Nach langen Debatten und Kritik im Vorfeld hat die Regierungsspitze ihre Pläne für die Reform der Sozialversicherungen vorgelegt. Und sie feierte sich dafür selbst: „Wir dürfen heute eines der größten Reformprojekte in der Geschichte Österreichs präsentieren. Seit rund 50 Jahren wird bereits darüber diskutiert, die Zahl der Kassen zu reduzieren. Es gab immer wieder Regierungen, die das versucht haben und in ihr Regierungsprogramm geschrieben hatten, aber die Reform hat niemals stattgefunden. Diese Regierung setzt nun um, was angekündigt wurde. Wir vereinfachen das System und führen schon lange notwendige Reformschritte endlich durch“, sagte Bundeskanzler Sebastian Kurz (ÖVP) in der Pressekonferenz im Bundeskanzleramt zur Sozialversicherungsreform. Gemeinsam mit Vizekanzler Heinz-Christian Strache, Gesundheitsministerin Beate Hartinger-Klein (beide FPÖ) und ÖVP-Klubobmann und Gesundheitssprecher August Wöginger präsentierte er die Eckpunkte der geplanten Kassenreform. Gesundheitsministerin Hartinger-Klein sprach von einem „sozial- und gesundheitspolitischen Meilenstein“, der auf mehr Fairness im System, einheitliche Leistungen und eine langfristige Finanzierbarkeit abzielt. Die Opposition, Arbeitnehmerverbände, Ländervertreter und auch die Rechnungshofpräsidentin zeigten sich hingegen skeptisch.

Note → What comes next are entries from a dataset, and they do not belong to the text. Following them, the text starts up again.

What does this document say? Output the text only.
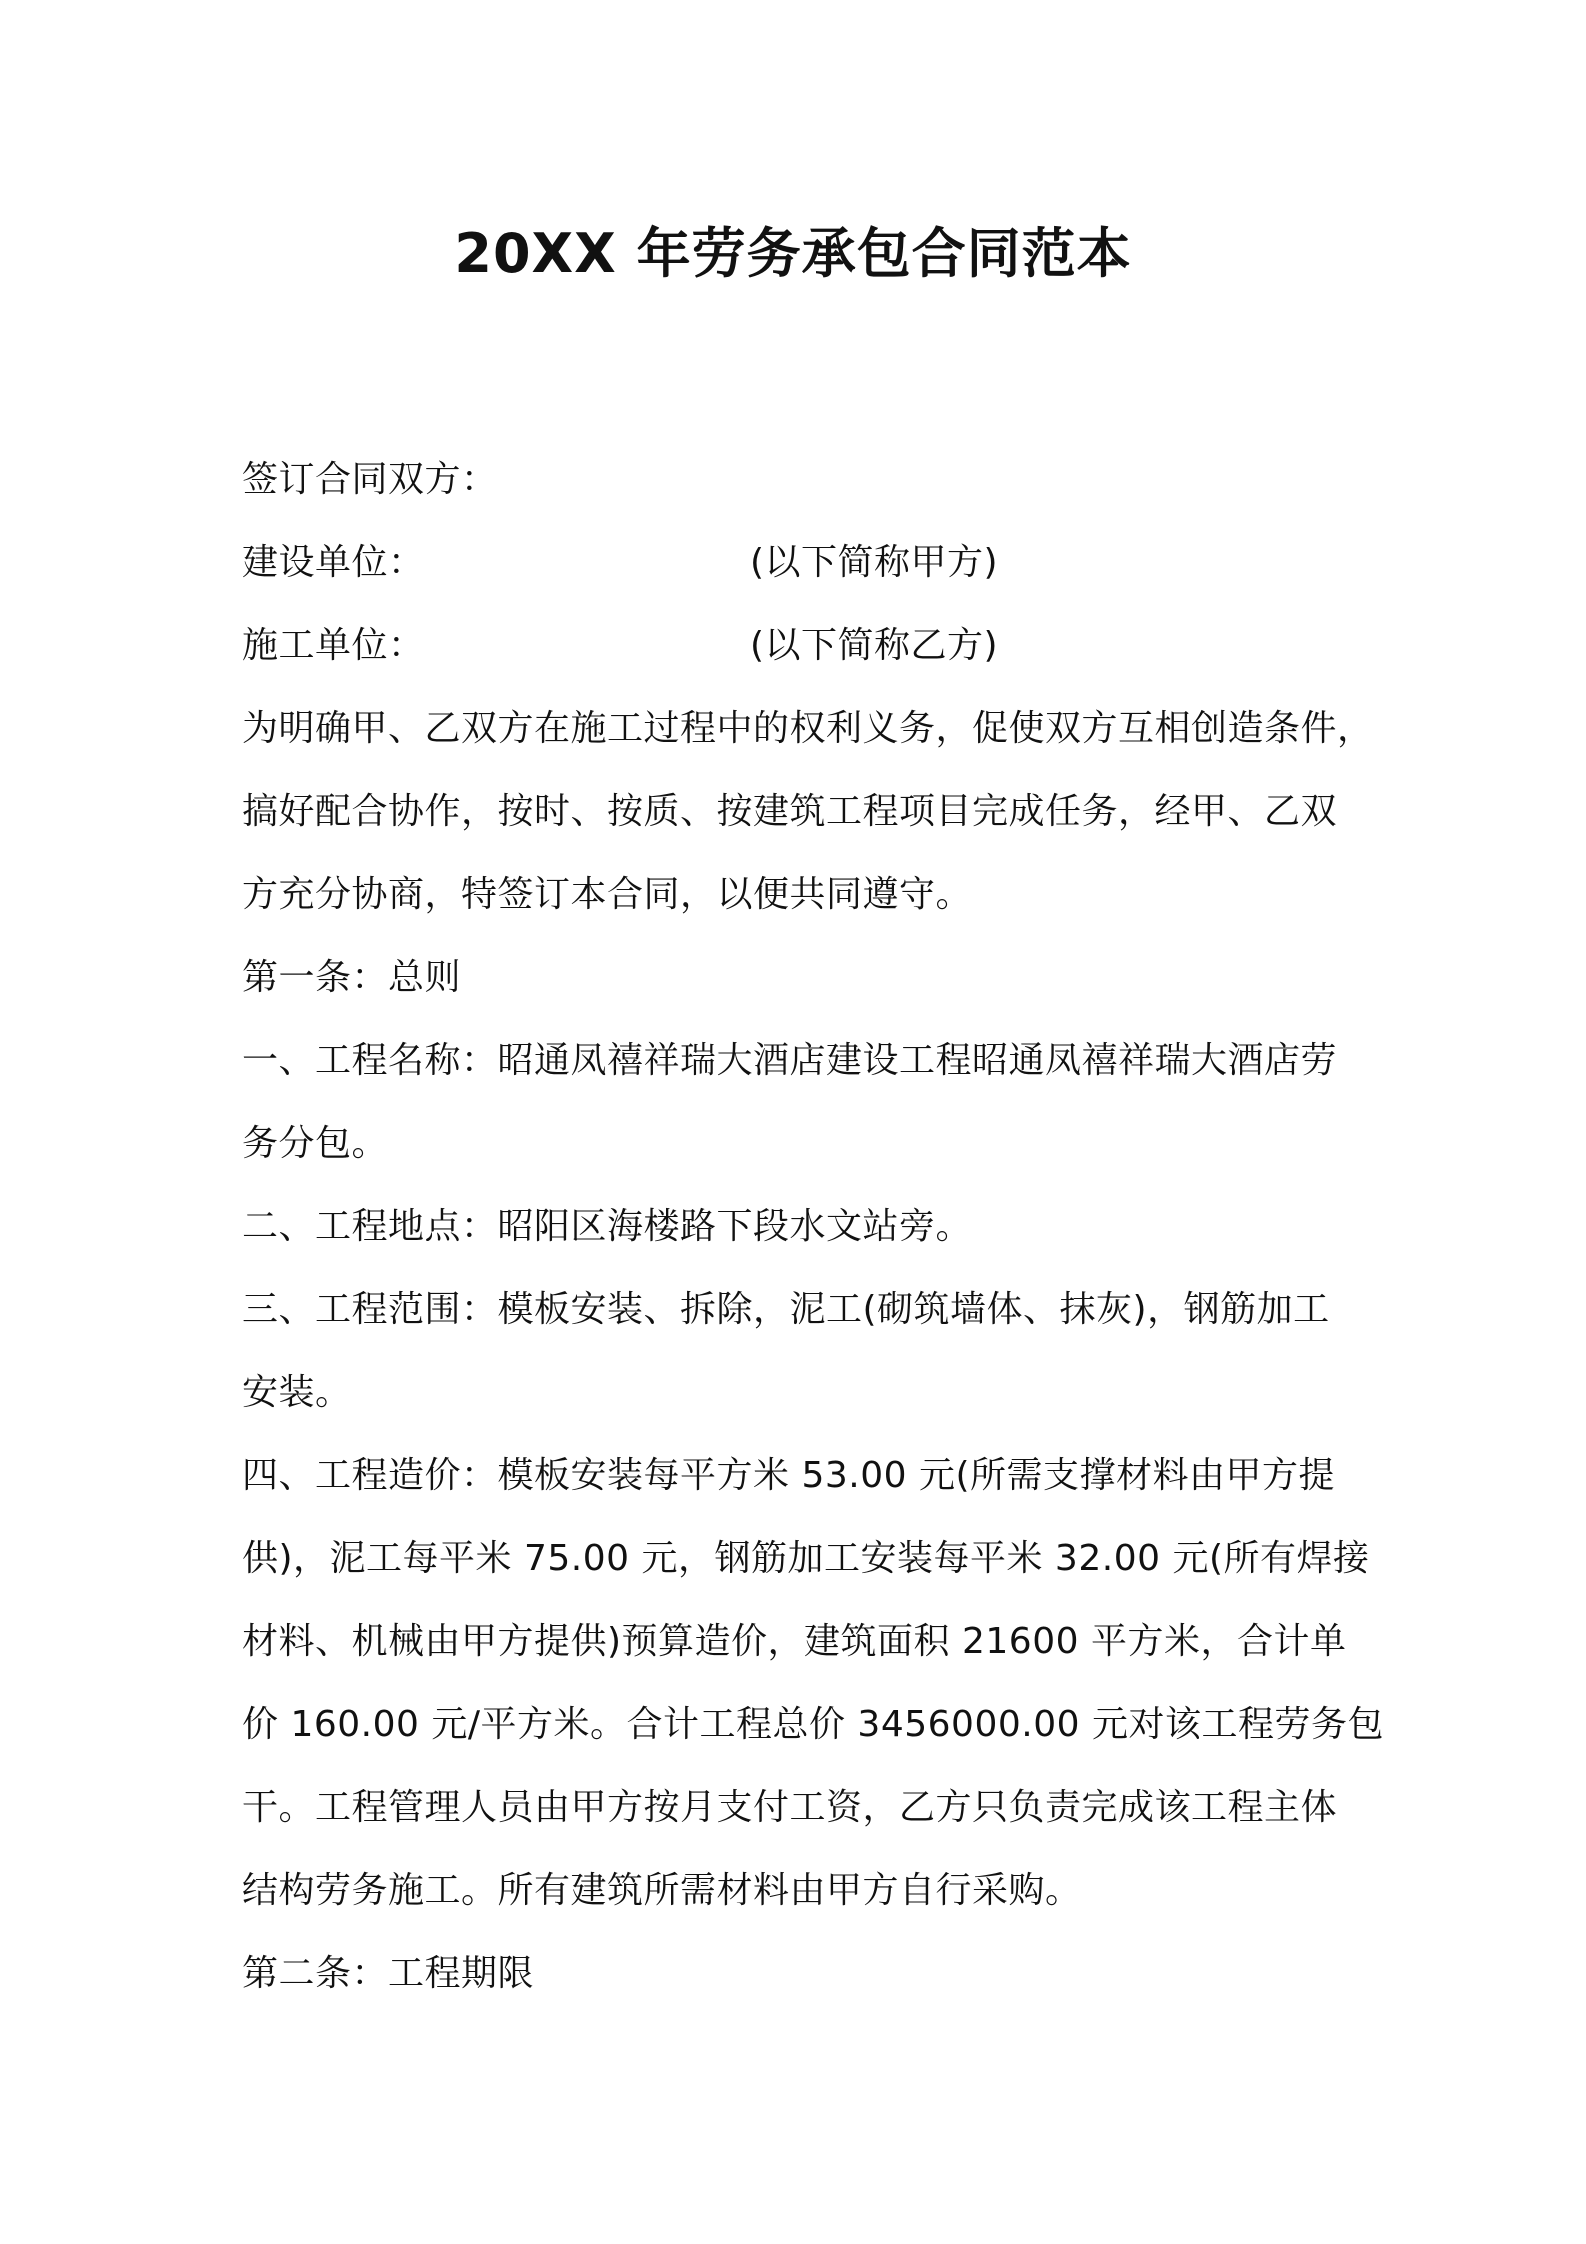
20XX 年劳务承包合同范本
签订合同双方：
建设单位：	(以下简称甲方)
施工单位：	(以下简称乙方)
为明确甲、乙双方在施工过程中的权利义务，促使双方互相创造条件，
搞好配合协作，按时、按质、按建筑工程项目完成任务，经甲、乙双
方充分协商，特签订本合同，以便共同遵守。
第一条：总则
一、工程名称：昭通凤禧祥瑞大酒店建设工程昭通凤禧祥瑞大酒店劳
务分包。
二、工程地点：昭阳区海楼路下段水文站旁。
三、工程范围：模板安装、拆除，泥工(砌筑墙体、抹灰)，钢筋加工
安装。
四、工程造价：模板安装每平方米 53.00 元(所需支撑材料由甲方提
供)，泥工每平米 75.00 元，钢筋加工安装每平米 32.00 元(所有焊接
材料、机械由甲方提供)预算造价，建筑面积 21600 平方米，合计单
价 160.00 元/平方米。合计工程总价 3456000.00 元对该工程劳务包
干。工程管理人员由甲方按月支付工资，乙方只负责完成该工程主体
结构劳务施工。所有建筑所需材料由甲方自行采购。
第二条：工程期限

Geplant – der Gesetzestext soll im Sommer kommen – ist jedenfalls eine Struktur- und Verwaltungsreform und keine Gesundheitsreform, betonten Kurz und Hartinger-Klein. Bei den Sozialversicherungsträgern sollen bis 2023 rund eine Milliarde Euro eingespart werden. „Wir reduzieren die Kosten in der Verwaltung und stellen sicher, dass der Erlös der Reform bei den Patienten ankommt“, betonte Hartinger-Klein. Das Geld soll dann in bessere Leistungen für die Patienten investiert werden. Die Ministerin betonte, dass mit der Reform ein „faires System“ geschaffen werden soll: „Wir wollen mehr Gerechtigkeit schaffen, indem die gleichen Leistungen für gleiche Beiträge angeboten werden.“
Es sei auch nicht zu befürchten, dass Krankenhäuser geschlossen würden. Gespart werde im System durch eine schlankere Verwaltung und effizientere Strukturen und nicht bei den Gesundheitsleistungen. So wolle man unter anderem den niedergelassenen Bereich stärken, Wartezeiten verkürzen und einheitliche Standards in der Gesundheitsversorgung sicherstellen.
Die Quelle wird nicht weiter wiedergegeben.